Wedbush analysts suggest Apple cannot achieve AI innovation alone, with a $40 billion acquisition of Perplexity being the only path forward. Previous reports indicated Apple negotiated acquiring Perplexity when valued at $14 billion. A $40 billion acquisition would far exceed Apple's largest acquisition—the $3 billion Beats purchase in 2014—and become one of tech's most expensive AI-related acquisitions.
**Under Observation: Amazon's Challenge**
Amazon.com finds itself in an awkward position. Q2 earnings show it's a significant participant in the AI arms race with annual capital expenditures around $118 billion, but its core AI business—AWS cloud services—faces severe challenges.

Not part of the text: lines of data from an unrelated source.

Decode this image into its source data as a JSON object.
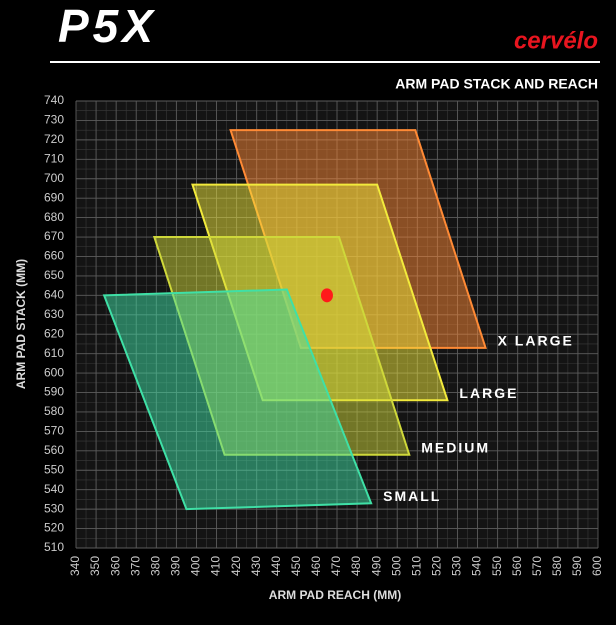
{
  "chart_data": {
    "type": "polygon",
    "logo": "P5X",
    "brand": "cervélo",
    "title": "ARM PAD STACK AND REACH",
    "x_label": "ARM PAD REACH (MM)",
    "y_label": "ARM PAD STACK (MM)",
    "xlim": [
      340,
      600
    ],
    "xticks": [
      340,
      350,
      360,
      370,
      380,
      390,
      400,
      410,
      420,
      430,
      440,
      450,
      460,
      470,
      480,
      490,
      500,
      510,
      520,
      530,
      540,
      550,
      560,
      570,
      580,
      590,
      600
    ],
    "ylim": [
      510,
      740
    ],
    "yticks": [
      510,
      520,
      530,
      540,
      550,
      560,
      570,
      580,
      590,
      600,
      610,
      620,
      630,
      640,
      650,
      660,
      670,
      680,
      690,
      700,
      710,
      720,
      730,
      740
    ],
    "grid": true,
    "series": [
      {
        "name": "X LARGE",
        "color": "#ff8a35",
        "x": [
          417,
          509,
          544,
          452
        ],
        "y": [
          725,
          725,
          613,
          613
        ]
      },
      {
        "name": "LARGE",
        "color": "#f2ea3c",
        "x": [
          398,
          490,
          525,
          433
        ],
        "y": [
          697,
          697,
          586,
          586
        ]
      },
      {
        "name": "MEDIUM",
        "color": "#cfd83a",
        "x": [
          379,
          471,
          506,
          414
        ],
        "y": [
          670,
          670,
          558,
          558
        ]
      },
      {
        "name": "SMALL",
        "color": "#3fe0a6",
        "x": [
          354,
          445,
          487,
          395
        ],
        "y": [
          640,
          643,
          533,
          530
        ]
      }
    ],
    "points": [
      {
        "x": 465,
        "y": 640,
        "color": "#ff1a1a"
      }
    ]
  }
}
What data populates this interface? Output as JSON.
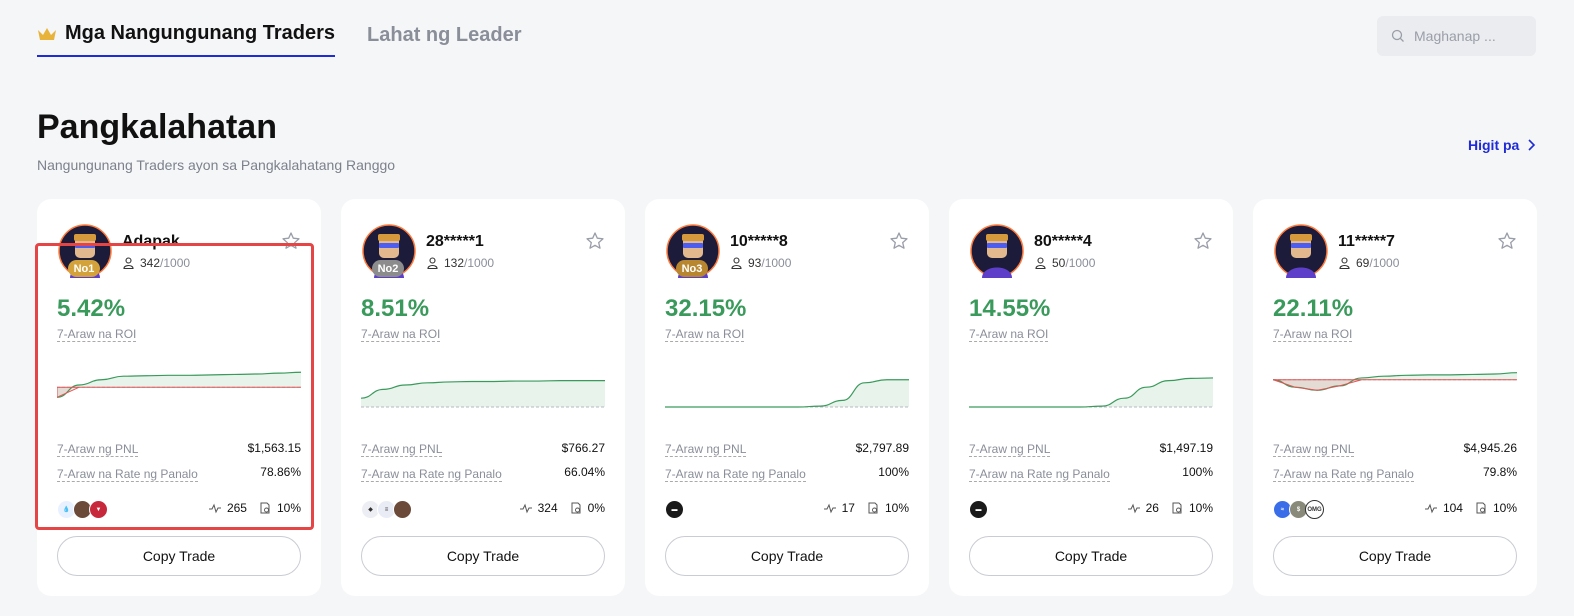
{
  "tabs": [
    {
      "label": "Mga Nangungunang Traders",
      "active": true,
      "icon": "crown-icon"
    },
    {
      "label": "Lahat ng Leader",
      "active": false
    }
  ],
  "search": {
    "placeholder": "Maghanap ..."
  },
  "section": {
    "title": "Pangkalahatan",
    "subtitle": "Nangungunang Traders ayon sa Pangkalahatang Ranggo",
    "more_label": "Higit pa"
  },
  "labels": {
    "roi": "7-Araw na ROI",
    "pnl": "7-Araw ng PNL",
    "win_rate": "7-Araw na Rate ng Panalo",
    "copy": "Copy Trade"
  },
  "colors": {
    "accent": "#1e2bd6",
    "positive": "#3a9a5b",
    "negative": "#e05555",
    "highlight": "#e54545"
  },
  "traders": [
    {
      "rank": "No1",
      "name": "Adapak",
      "followers": "342",
      "max_followers": "/1000",
      "roi": "5.42%",
      "pnl": "$1,563.15",
      "win_rate": "78.86%",
      "trades": "265",
      "share": "10%",
      "coins": [
        "drop-coin",
        "avatar-coin",
        "red-coin"
      ],
      "curve": [
        0.22,
        0.5,
        0.62,
        0.7,
        0.71,
        0.72,
        0.72,
        0.73,
        0.74,
        0.75,
        0.77,
        0.79
      ],
      "baseline": 0.45,
      "selected": true
    },
    {
      "rank": "No2",
      "name": "28*****1",
      "followers": "132",
      "max_followers": "/1000",
      "roi": "8.51%",
      "pnl": "$766.27",
      "win_rate": "66.04%",
      "trades": "324",
      "share": "0%",
      "coins": [
        "eth-coin",
        "sol-coin",
        "avatar-coin"
      ],
      "curve": [
        0.2,
        0.4,
        0.5,
        0.55,
        0.57,
        0.58,
        0.58,
        0.59,
        0.59,
        0.6,
        0.6,
        0.6
      ],
      "baseline": 0.0,
      "selected": false
    },
    {
      "rank": "No3",
      "name": "10*****8",
      "followers": "93",
      "max_followers": "/1000",
      "roi": "32.15%",
      "pnl": "$2,797.89",
      "win_rate": "100%",
      "trades": "17",
      "share": "10%",
      "coins": [
        "black-coin"
      ],
      "curve": [
        0.0,
        0.0,
        0.0,
        0.0,
        0.0,
        0.0,
        0.0,
        0.02,
        0.15,
        0.55,
        0.62,
        0.62
      ],
      "baseline": 0.0,
      "selected": false
    },
    {
      "rank": "",
      "name": "80*****4",
      "followers": "50",
      "max_followers": "/1000",
      "roi": "14.55%",
      "pnl": "$1,497.19",
      "win_rate": "100%",
      "trades": "26",
      "share": "10%",
      "coins": [
        "black-coin"
      ],
      "curve": [
        0.0,
        0.0,
        0.0,
        0.0,
        0.0,
        0.0,
        0.02,
        0.2,
        0.45,
        0.6,
        0.65,
        0.66
      ],
      "baseline": 0.0,
      "selected": false
    },
    {
      "rank": "",
      "name": "11*****7",
      "followers": "69",
      "max_followers": "/1000",
      "roi": "22.11%",
      "pnl": "$4,945.26",
      "win_rate": "79.8%",
      "trades": "104",
      "share": "10%",
      "coins": [
        "wave-coin",
        "usd-coin",
        "omg-coin"
      ],
      "curve": [
        0.62,
        0.45,
        0.38,
        0.48,
        0.66,
        0.7,
        0.72,
        0.73,
        0.73,
        0.74,
        0.75,
        0.78
      ],
      "baseline": 0.62,
      "selected": false
    }
  ]
}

Analysis suggests that while AWS remains a massive business with over $123 billion in annualized revenue, its 18% growth rate is far behind Microsoft Azure's 34% and Google Cloud's 32%. This raises strong investor skepticism about Amazon.com falling behind in generative AI.
Following earnings release, Amazon.com stock dropped 7%. CEO Andy Jassy spent eight minutes defending AWS during the earnings call. He highlighted the proprietary AI chip Trainium2, claiming "30% to 40% better price-performance than other GPU suppliers," and presented an AI tools "complete package" including programming assistant Kiro and Alexa+robotics, attempting to prove AWS has the long-term endurance and innovation capabilities to win the AI marathon.
However, markets await Amazon.com proving itself with more impressive growth data.